Beginner Python reply content: Thank you.
The serialization process is generally described in many Tutorials:
Object 1 -- serialization-> byte string -- deserialization-> Object 2
So many people do not know why serialization is required.
It is estimated that many people have heard that Python has poor performance in processing computing-intensive tasks. Generally, it cannot fully use the advantages of multi-core CPU. At this time, it will use multi-process optimization.
There is a multi-process computing method. The process is divided into master and worker, the master is responsible for scheduling tasks, and the worker is dedicated to computing, such as the Celery database.
Then the problem arises. A task generated in the master must be handed over to the worker for calculation. Because the memory is isolated between processes, the worker cannot directly access the task object.

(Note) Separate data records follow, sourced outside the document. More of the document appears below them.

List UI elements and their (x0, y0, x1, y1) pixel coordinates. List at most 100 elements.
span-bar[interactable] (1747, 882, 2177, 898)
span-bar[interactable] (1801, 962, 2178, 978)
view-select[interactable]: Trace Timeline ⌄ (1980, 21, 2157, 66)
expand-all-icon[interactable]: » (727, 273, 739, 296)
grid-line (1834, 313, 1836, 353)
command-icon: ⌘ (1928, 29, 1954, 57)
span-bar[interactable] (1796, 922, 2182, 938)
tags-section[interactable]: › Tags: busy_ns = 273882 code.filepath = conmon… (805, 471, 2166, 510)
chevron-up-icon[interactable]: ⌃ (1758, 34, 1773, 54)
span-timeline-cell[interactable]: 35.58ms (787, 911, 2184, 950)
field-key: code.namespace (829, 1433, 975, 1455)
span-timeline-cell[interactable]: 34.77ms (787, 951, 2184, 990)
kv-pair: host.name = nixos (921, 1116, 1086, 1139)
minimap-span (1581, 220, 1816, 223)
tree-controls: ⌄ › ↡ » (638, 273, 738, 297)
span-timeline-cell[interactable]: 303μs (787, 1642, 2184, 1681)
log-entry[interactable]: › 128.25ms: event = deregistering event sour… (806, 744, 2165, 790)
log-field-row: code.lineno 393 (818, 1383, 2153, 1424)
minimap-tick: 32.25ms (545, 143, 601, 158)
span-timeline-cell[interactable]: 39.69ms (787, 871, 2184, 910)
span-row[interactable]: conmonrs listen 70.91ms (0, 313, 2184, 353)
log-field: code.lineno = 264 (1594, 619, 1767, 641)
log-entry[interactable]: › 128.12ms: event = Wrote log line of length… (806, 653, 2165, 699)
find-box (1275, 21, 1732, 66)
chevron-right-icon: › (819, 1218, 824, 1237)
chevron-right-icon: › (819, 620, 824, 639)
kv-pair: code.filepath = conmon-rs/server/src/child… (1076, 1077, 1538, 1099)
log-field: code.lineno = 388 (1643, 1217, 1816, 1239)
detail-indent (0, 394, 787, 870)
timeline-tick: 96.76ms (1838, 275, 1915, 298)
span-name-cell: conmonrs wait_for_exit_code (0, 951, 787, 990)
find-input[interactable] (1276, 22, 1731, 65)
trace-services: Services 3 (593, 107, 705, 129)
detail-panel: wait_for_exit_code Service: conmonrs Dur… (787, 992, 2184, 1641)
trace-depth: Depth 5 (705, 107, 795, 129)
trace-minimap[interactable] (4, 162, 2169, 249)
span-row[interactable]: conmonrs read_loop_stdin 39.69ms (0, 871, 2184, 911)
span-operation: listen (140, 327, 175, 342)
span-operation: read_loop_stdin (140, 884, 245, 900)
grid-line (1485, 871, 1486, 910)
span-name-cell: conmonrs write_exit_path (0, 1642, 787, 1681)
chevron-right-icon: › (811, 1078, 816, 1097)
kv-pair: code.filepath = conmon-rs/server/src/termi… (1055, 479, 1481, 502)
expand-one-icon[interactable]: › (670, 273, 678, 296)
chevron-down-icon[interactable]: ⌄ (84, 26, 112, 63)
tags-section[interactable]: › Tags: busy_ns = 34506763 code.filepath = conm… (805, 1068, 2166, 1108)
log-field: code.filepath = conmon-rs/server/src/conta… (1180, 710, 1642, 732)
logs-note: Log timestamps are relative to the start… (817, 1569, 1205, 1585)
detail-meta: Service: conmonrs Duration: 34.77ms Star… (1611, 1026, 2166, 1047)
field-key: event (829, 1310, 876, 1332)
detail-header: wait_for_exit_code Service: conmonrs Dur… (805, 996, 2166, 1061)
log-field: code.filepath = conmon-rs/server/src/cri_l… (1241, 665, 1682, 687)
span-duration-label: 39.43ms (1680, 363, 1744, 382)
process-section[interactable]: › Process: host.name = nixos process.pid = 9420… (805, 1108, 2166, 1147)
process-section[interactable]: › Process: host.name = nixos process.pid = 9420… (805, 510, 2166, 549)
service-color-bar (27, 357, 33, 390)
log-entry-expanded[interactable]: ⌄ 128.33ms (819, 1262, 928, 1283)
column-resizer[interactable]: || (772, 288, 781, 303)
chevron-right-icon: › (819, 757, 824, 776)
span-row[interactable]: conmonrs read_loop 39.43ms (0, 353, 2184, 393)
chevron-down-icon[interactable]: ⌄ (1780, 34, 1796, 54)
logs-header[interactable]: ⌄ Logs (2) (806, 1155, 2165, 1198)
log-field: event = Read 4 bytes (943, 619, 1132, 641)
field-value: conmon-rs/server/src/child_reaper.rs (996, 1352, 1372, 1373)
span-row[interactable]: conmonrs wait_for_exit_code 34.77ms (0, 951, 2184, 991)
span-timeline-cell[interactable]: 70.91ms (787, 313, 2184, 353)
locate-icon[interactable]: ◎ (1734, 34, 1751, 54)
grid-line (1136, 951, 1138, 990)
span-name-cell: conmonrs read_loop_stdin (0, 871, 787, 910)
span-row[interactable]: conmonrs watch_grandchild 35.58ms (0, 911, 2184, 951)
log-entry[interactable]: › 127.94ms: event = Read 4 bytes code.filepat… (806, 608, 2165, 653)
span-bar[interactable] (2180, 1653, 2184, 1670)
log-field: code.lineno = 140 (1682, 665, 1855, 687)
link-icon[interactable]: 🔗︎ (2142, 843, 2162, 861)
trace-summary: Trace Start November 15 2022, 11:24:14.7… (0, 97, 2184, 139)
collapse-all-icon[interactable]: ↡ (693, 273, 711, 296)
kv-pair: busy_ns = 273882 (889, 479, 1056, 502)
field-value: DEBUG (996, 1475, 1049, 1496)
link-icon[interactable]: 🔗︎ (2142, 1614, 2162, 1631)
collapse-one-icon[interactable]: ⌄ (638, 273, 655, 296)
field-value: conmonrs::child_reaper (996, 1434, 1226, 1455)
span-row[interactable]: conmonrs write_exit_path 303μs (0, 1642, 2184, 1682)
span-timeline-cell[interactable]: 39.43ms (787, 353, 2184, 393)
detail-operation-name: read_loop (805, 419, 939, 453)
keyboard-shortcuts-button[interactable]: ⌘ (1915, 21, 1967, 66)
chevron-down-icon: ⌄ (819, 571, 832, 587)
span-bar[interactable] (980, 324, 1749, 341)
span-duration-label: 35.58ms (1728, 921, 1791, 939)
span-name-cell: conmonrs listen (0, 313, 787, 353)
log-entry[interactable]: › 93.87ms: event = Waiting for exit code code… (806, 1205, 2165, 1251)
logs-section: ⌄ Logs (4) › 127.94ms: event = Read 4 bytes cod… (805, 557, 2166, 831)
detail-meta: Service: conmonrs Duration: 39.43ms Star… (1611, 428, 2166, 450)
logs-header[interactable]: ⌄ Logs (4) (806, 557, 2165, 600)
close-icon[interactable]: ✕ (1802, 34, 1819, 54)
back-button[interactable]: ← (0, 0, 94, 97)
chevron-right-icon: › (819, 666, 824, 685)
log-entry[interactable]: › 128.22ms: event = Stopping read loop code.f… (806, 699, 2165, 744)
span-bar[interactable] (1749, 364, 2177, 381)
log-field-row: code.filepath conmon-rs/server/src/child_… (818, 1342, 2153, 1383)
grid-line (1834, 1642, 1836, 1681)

Therefore, the master needs to express this object to the worker in some way, and the worker can construct this object (the proxy) based on this representation. This process is serialization and deserialization.
Pickle Is a serialization method inside Python, which has good support for Python objects. This Is also the reason why Celery uses pickle by default. Is Celery dependent on pickle?
.
From the serialization perspective, there is no essential difference between the pickle solution and JSON, YAML, XML, and so on.
However, pickle is not secure enough to never deserialize pickle byte strings from untrusted sources. Therefore, the pickle solution is not suitable for network communication. Thank you. Pickle uses strings to represent variables in almost any format (all built-in types + pickle-supported class instances) and is usually used to store intermediate results.
What does this mean? For example, one day you wrote a program that would take a long time to run, so you decided to add the [Save the current progress to a file] function. If you can't finish running the program today, the archive can be read tomorrow to continue the progress of today.
But the problem arises: the "current progress" is not necessarily a string, it may be a list, a dictionary, a set, or even an instance of a class ...... How to write such a mess into a file?
Therefore, pickle is useful.
>>> import pickle>>> data = {... '1': True,... 23.45: str,... print: set(),... b'hello': [0,0,0],... }>>> pickle.dumps(data)b'\x80\x03}q\x00(G@7s33333cbuiltins\nstr\nq\x01cbuiltins\nprint\nq\x02cbuiltins\nset\nq\x03]q\x04\x85q\x05Rq\x06X\x01\x00\x00\x001q\x07\x88C\x05helloq\x08]q\t(K\x00K\x00K\x00eu.'>>> pickle.loads(_){23.45:
,
: set(), '1': True, b'hello': [0, 0, 0]}
Have you ever played a game? Do you know how to Save/Load? The file function provided by python can only store and read data in string format.
Pickle can store and read data in other formats, such as list dict. This is called serialization and deserialization. It converts your data structure into a string and saves it to a file for quick recovery next time, you can also write crawlers before network transmission ...... Accidentally writing crashes ...... At that time, no database was used, and this product was automatically restored. For example, when building a machine learning model, let's talk about decision trees. In general, decision tree models are built first, then pruned, and then made predictions. But what's worse is that, the test data is run on the same tree, but the tree needs to be re-built every time, and most of the time of decision tree creation is wasted, therefore, I can use pickle to save the entire tree during the first full run, and load the entire tree for prediction or pruning when I run the test again. This saves a lot of time. Serialization is useful. serialization scenarios include sessions. In other advanced languages, serialization of objects is troublesome. You need to encode and split objects into strings, then, store the file. Reverse serialization, that is, reading. When the object is restored, it must be decoded, intercepted, and restored to an object. With pickle, you can easily implement it by using dump and load. To put it bluntly, it is a storage and Acquisition Tool. pickle stores the Python Data Structure in another simple form to a file, and then facilitates transfer and propagation, then restore it in the same way.